Obviously, those who, like me, had feared some kind of retribution had been right, but only partly. Jesus, of course, hadn’t been in the car at all, just the nuke. Those here who have a psychic connection to the world via living mediums say it was the cleanest nuclear explosion ever, no fallout, nothing at all. But the blast completely destroyed Jerusalem, wiping it from the map, leaving behind only the desert surrounding a hundred and fifty square miles of glass.
Why, you ask? Well, around here, the consensus is that the Lord had finally had enough.

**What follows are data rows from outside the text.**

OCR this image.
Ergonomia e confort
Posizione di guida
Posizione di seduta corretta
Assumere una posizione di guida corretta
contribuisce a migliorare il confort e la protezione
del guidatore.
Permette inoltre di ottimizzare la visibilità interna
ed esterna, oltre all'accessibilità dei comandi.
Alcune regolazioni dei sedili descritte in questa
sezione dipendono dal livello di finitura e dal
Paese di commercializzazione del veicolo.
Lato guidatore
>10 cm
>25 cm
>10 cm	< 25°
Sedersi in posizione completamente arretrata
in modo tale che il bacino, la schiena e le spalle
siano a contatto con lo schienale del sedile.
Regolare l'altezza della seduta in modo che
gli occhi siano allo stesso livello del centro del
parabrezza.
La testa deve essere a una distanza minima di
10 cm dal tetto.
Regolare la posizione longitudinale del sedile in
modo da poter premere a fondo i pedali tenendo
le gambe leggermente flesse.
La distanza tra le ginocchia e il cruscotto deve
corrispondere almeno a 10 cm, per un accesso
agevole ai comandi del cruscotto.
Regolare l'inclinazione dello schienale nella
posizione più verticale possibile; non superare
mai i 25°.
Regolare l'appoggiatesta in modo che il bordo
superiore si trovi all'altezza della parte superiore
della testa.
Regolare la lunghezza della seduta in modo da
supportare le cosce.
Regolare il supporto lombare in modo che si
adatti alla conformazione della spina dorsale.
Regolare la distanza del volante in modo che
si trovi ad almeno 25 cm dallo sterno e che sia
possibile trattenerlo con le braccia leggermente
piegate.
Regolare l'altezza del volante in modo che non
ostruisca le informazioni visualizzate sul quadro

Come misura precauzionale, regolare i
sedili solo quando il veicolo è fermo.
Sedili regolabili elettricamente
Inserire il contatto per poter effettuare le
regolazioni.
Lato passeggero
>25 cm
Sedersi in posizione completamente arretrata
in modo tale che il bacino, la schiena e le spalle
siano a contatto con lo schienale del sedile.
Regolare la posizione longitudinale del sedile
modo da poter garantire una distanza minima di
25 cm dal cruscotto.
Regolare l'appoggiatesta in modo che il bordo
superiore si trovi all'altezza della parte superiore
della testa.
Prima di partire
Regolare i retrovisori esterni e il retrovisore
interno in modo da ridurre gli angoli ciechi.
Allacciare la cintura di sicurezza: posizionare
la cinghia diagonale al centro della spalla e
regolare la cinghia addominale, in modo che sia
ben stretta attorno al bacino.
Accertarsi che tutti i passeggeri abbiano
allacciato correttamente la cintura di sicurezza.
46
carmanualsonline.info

They think He saw it as the only way the people of the Middle East would ever stop squabbling and learn to get along without setting off a much larger conflagration, that one world-wide. They also think His attitude was, “If anyone’s going to destroy the world, it’s going to be Me”. In other words, to save the world again, He had to destroy a little piece of it. As my old drinking buddy Charlie Foster said, down at The Next World, the club and bar we often frequent, better that than the entire show. And the folks left behind on earth had better take this on board, because rumour around here is, Ireland’s next.
But there is another little nagging notion that I’m trying to ignore. It’s something that still bothers me at night when I’m pretending to sleep, here in this place where no one ever sleeps. In my last moment on earth, when that immaculate sandaled foot stepped out of the Caddy, I could have sworn, just for a millisecond, that it had a distinctly cloven look about it. But I must be wrong; the good guys always win, don’t they, and this place doesn’t look a bit like any hell I’ve ever imagined.
But if Irish poets can be somehow prophetic, and a certain hour did come round at last, maybe it was because some kind of payback was due. And given the alternative, I don’t think anyone here would begrudge the Other Guy his moment. Because wherever we are, there isn’t a single one of us who wouldn’t trade a full-blown Armageddon for something just a little less orthodox.